OneNote + Trello + Task Manager = Notion?

My Notion Dashboard

I’m a big fan of productivity tools - almost addicted to it, I must say.

I’ve been using OneNote (moved from Evernote because of their several limitations in the free plan) since my undergrad to organize my various notes on classes, seminars, and research. During grad school, greatly influenced by my husband’s work and its necessity to use productivity tools, I started to test one of the tools they were using: Trello. I really liked its style and how I could break my research on several topics and follow their progress separately. However, it was hard to synchronize “manually” what I wrote in OneNote with my Trello cards. That became almost impossible when I found out about and started a bullet journal, first on paper (tweet below), then online with task managers (I tried and Microsoft To Do). I was basically wasting spending more time organizing my three different apps for productivity than executing anything, not being productive at all.

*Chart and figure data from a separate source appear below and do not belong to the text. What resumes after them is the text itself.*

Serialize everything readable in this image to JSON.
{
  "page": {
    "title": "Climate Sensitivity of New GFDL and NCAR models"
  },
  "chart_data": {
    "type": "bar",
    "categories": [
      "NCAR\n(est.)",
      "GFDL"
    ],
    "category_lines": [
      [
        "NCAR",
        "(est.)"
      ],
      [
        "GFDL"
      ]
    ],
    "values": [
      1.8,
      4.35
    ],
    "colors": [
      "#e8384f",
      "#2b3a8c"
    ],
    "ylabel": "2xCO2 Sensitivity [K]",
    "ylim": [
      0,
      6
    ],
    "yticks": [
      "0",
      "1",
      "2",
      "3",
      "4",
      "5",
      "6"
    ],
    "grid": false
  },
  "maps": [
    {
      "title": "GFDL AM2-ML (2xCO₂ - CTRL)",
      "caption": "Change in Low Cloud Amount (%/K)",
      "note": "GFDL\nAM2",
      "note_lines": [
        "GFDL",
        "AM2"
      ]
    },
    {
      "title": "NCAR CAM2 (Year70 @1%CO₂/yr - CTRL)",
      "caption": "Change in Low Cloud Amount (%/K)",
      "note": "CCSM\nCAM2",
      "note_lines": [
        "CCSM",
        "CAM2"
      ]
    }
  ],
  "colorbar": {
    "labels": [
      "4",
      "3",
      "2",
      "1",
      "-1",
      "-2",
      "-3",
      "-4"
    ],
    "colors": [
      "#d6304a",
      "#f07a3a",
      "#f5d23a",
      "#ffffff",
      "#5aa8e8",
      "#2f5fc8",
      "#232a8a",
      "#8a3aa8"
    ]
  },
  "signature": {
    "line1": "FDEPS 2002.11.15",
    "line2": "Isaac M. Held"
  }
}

That was it. I needed a single tool where I could document, organize, and define tasks. Then I found about Notion, a free-for-students “all-in-one workspace” that (theoretically) does all that and more! It was love at first sight.

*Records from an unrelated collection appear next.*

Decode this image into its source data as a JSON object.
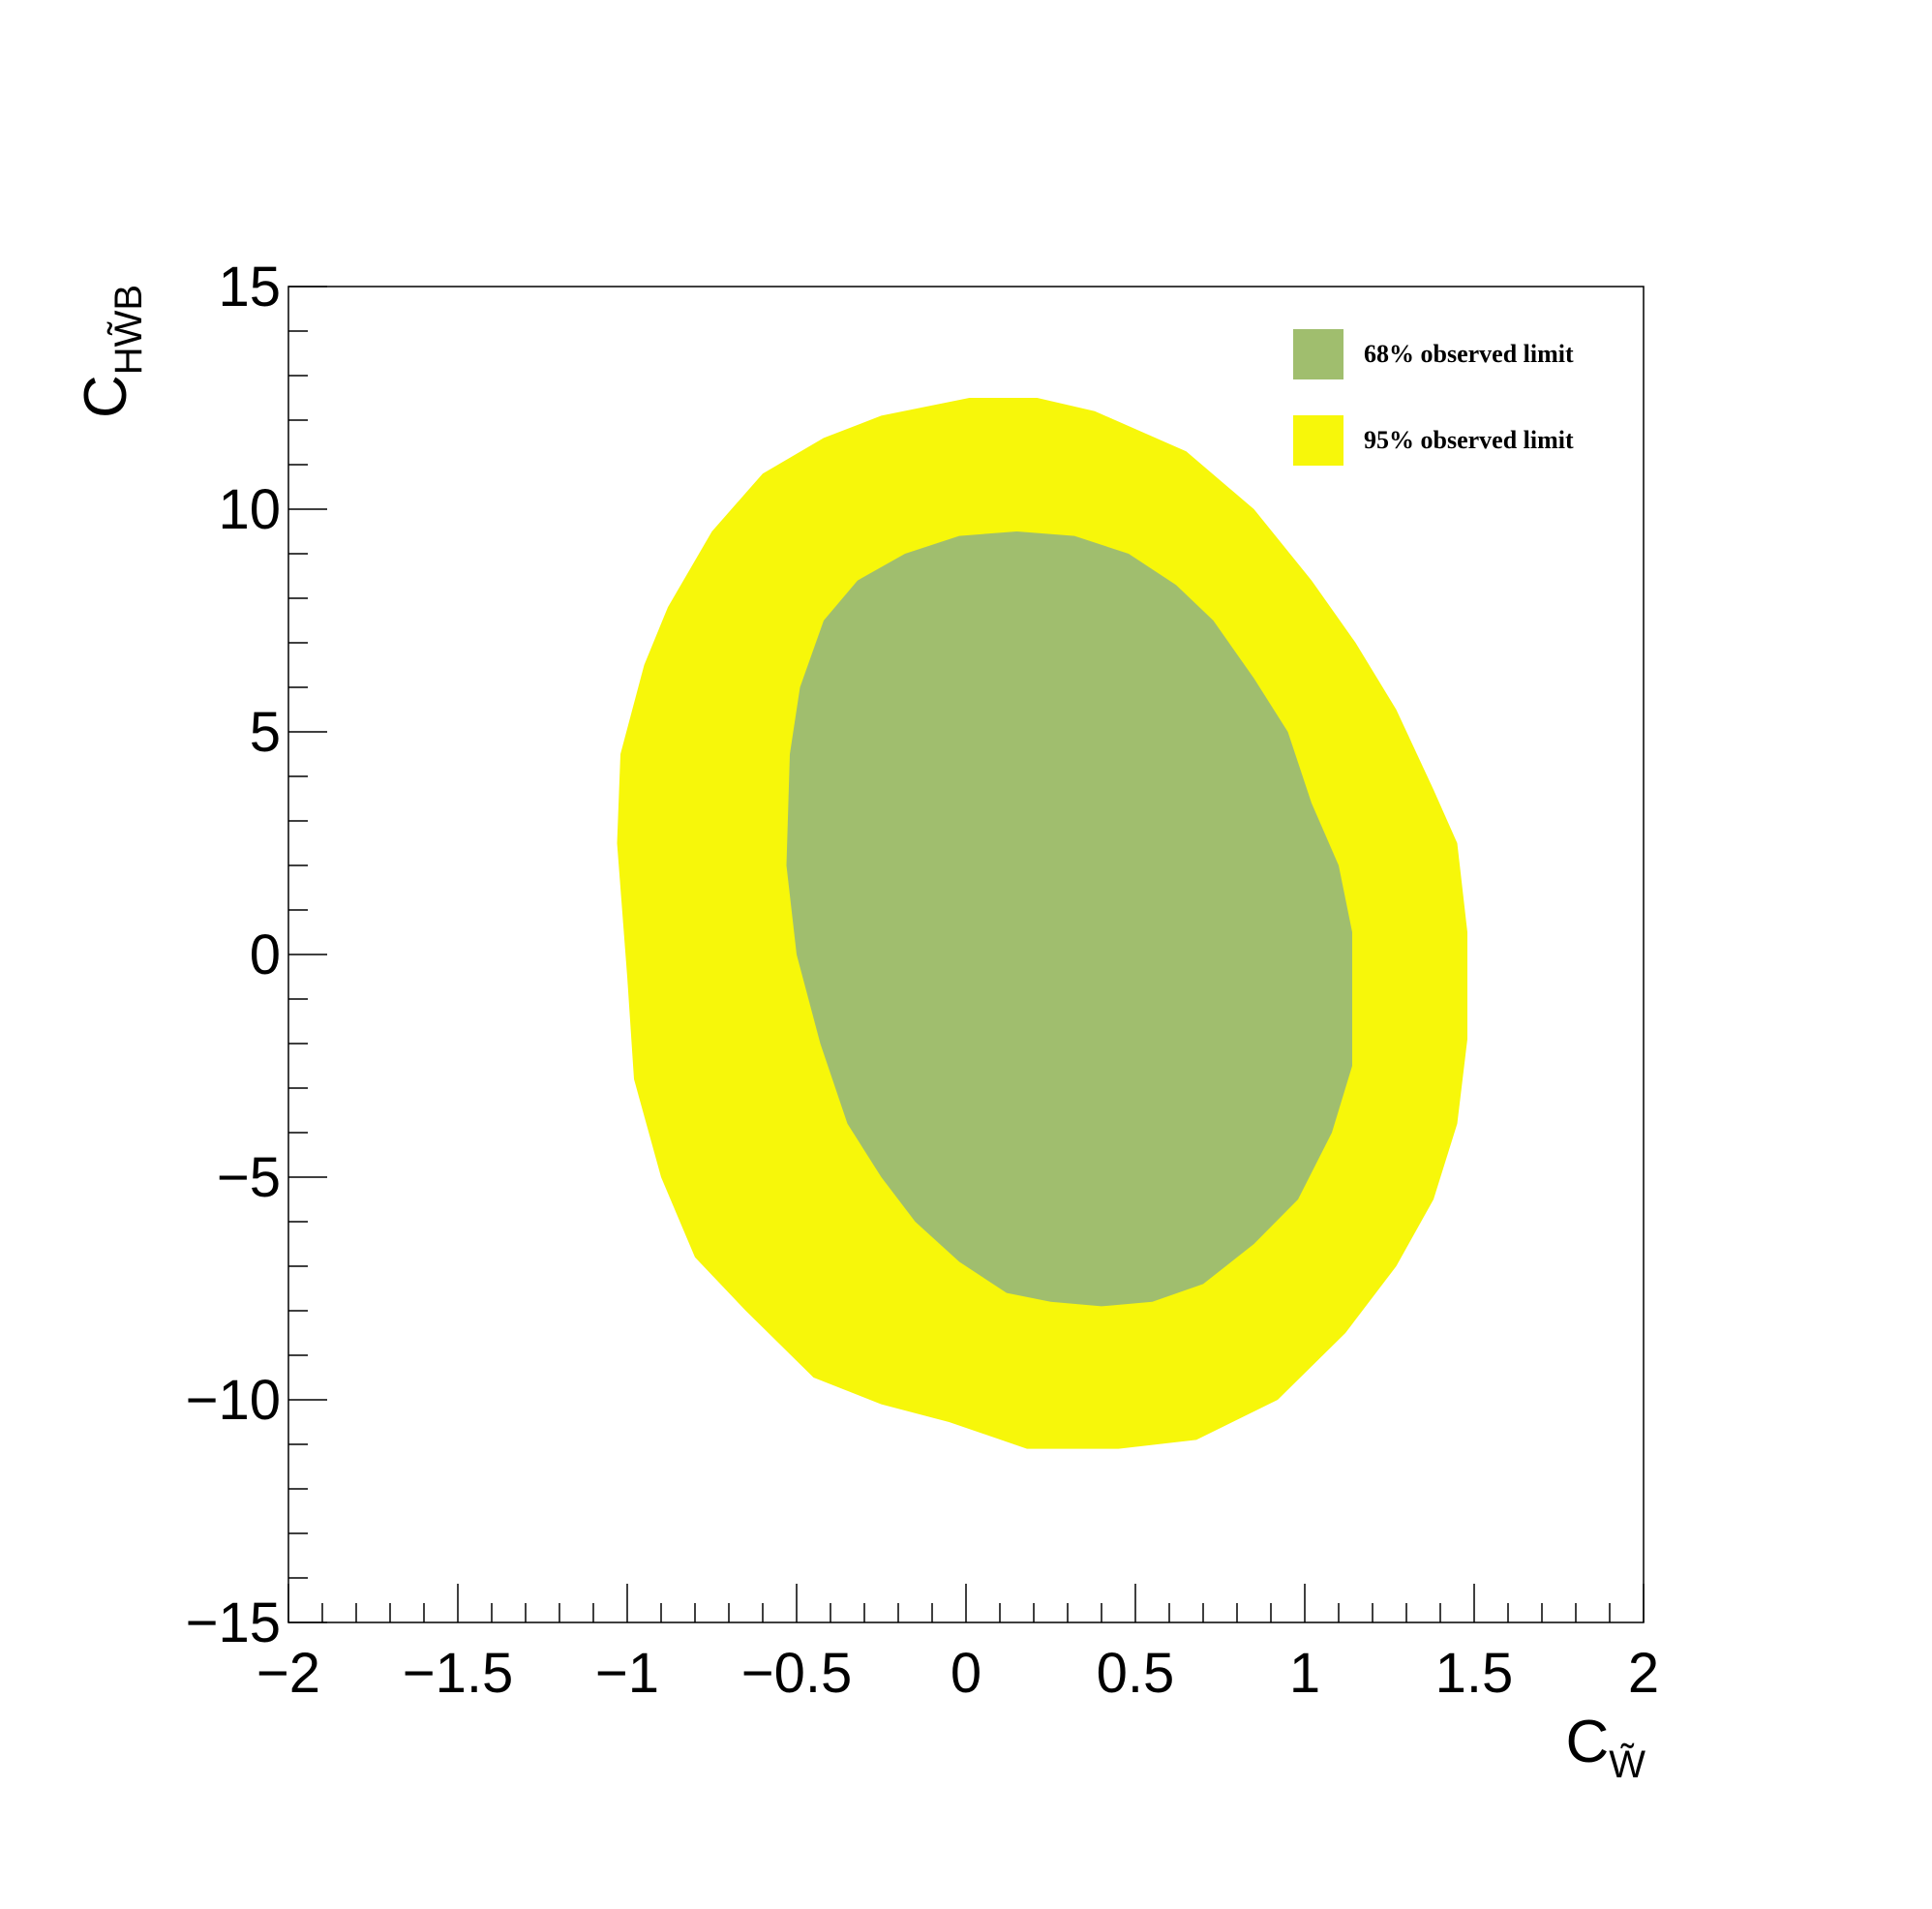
{
  "chart_data": {
    "type": "contour-region",
    "xlabel": {
      "base": "C",
      "sub": "W̃"
    },
    "ylabel": {
      "base": "C",
      "sub": "HW̃B"
    },
    "xlim": [
      -2,
      2
    ],
    "ylim": [
      -15,
      15
    ],
    "xticks": [
      -2,
      -1.5,
      -1,
      -0.5,
      0,
      0.5,
      1,
      1.5,
      2
    ],
    "xtick_labels": [
      "−2",
      "−1.5",
      "−1",
      "−0.5",
      "0",
      "0.5",
      "1",
      "1.5",
      "2"
    ],
    "yticks": [
      15,
      10,
      5,
      0,
      -5,
      -10,
      -15
    ],
    "ytick_labels": [
      "15",
      "10",
      "5",
      "0",
      "−5",
      "−10",
      "−15"
    ],
    "legend_position": "top-right",
    "grid": false,
    "series": [
      {
        "name": "95% observed limit",
        "color": "#f7f70a",
        "region": [
          [
            0.01,
            12.5
          ],
          [
            0.21,
            12.5
          ],
          [
            0.38,
            12.2
          ],
          [
            0.65,
            11.3
          ],
          [
            0.85,
            10.0
          ],
          [
            1.02,
            8.4
          ],
          [
            1.15,
            7.0
          ],
          [
            1.27,
            5.5
          ],
          [
            1.38,
            3.7
          ],
          [
            1.45,
            2.5
          ],
          [
            1.48,
            0.5
          ],
          [
            1.48,
            -1.9
          ],
          [
            1.45,
            -3.8
          ],
          [
            1.38,
            -5.5
          ],
          [
            1.27,
            -7.0
          ],
          [
            1.12,
            -8.5
          ],
          [
            0.92,
            -10.0
          ],
          [
            0.68,
            -10.9
          ],
          [
            0.45,
            -11.1
          ],
          [
            0.18,
            -11.1
          ],
          [
            -0.05,
            -10.5
          ],
          [
            -0.25,
            -10.1
          ],
          [
            -0.45,
            -9.5
          ],
          [
            -0.65,
            -8.0
          ],
          [
            -0.8,
            -6.8
          ],
          [
            -0.9,
            -5.0
          ],
          [
            -0.98,
            -2.8
          ],
          [
            -1.0,
            -0.5
          ],
          [
            -1.03,
            2.5
          ],
          [
            -1.02,
            4.5
          ],
          [
            -0.95,
            6.5
          ],
          [
            -0.88,
            7.8
          ],
          [
            -0.75,
            9.5
          ],
          [
            -0.6,
            10.8
          ],
          [
            -0.42,
            11.6
          ],
          [
            -0.25,
            12.1
          ]
        ]
      },
      {
        "name": "68% observed limit",
        "color": "#a0be6e",
        "region": [
          [
            0.15,
            9.5
          ],
          [
            0.32,
            9.4
          ],
          [
            0.48,
            9.0
          ],
          [
            0.62,
            8.3
          ],
          [
            0.73,
            7.5
          ],
          [
            0.85,
            6.2
          ],
          [
            0.95,
            5.0
          ],
          [
            1.02,
            3.4
          ],
          [
            1.1,
            2.0
          ],
          [
            1.14,
            0.5
          ],
          [
            1.14,
            -2.5
          ],
          [
            1.08,
            -4.0
          ],
          [
            0.98,
            -5.5
          ],
          [
            0.85,
            -6.5
          ],
          [
            0.7,
            -7.4
          ],
          [
            0.55,
            -7.8
          ],
          [
            0.4,
            -7.9
          ],
          [
            0.25,
            -7.8
          ],
          [
            0.12,
            -7.6
          ],
          [
            -0.02,
            -6.9
          ],
          [
            -0.15,
            -6.0
          ],
          [
            -0.25,
            -5.0
          ],
          [
            -0.35,
            -3.8
          ],
          [
            -0.43,
            -2.0
          ],
          [
            -0.5,
            0.0
          ],
          [
            -0.53,
            2.0
          ],
          [
            -0.52,
            4.5
          ],
          [
            -0.49,
            6.0
          ],
          [
            -0.42,
            7.5
          ],
          [
            -0.32,
            8.4
          ],
          [
            -0.18,
            9.0
          ],
          [
            -0.02,
            9.4
          ]
        ]
      }
    ],
    "legend": [
      {
        "label": "68% observed limit",
        "color": "#a0be6e"
      },
      {
        "label": "95% observed limit",
        "color": "#f7f70a"
      }
    ]
  }
}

I spent days (literally) moving everything from Trello ( build-in import), OneNote ( following this) and To Do (basically redoing all the tasks), as well as figuring out how to properly organize it. When I really understood how Notion works (watching Marie Poulin!), I spent even more days modifying my layouts and creating a functional dashboard (shown in the cover), a compilation of everything in my PhD project, and even a database of Animal Crossing: New Horizons!

As you can see in the suggested templates, the possibilities are endless. I particularly like databases and how I can use them to link my tasks to bigger projects (like topics in my PhD project or seminars that I took notes). Another thing is the embed feature, which allows embedding a full page, PDF, and even widgets to any page.

Unfortunately, Notion is not perfect. The lack of API limits some of the usability - there’s no offline mode or integration with other software. Its reminder system is also quite limited for a task manager. Nevertheless, I really believe it’s worth it and I couldn’t be happier with my organization now.

I recommend to get started with Notion Help & Support and Notion Mastery by Marie Poulin. Additionally, Notion Expert has some excellent resources about Notion.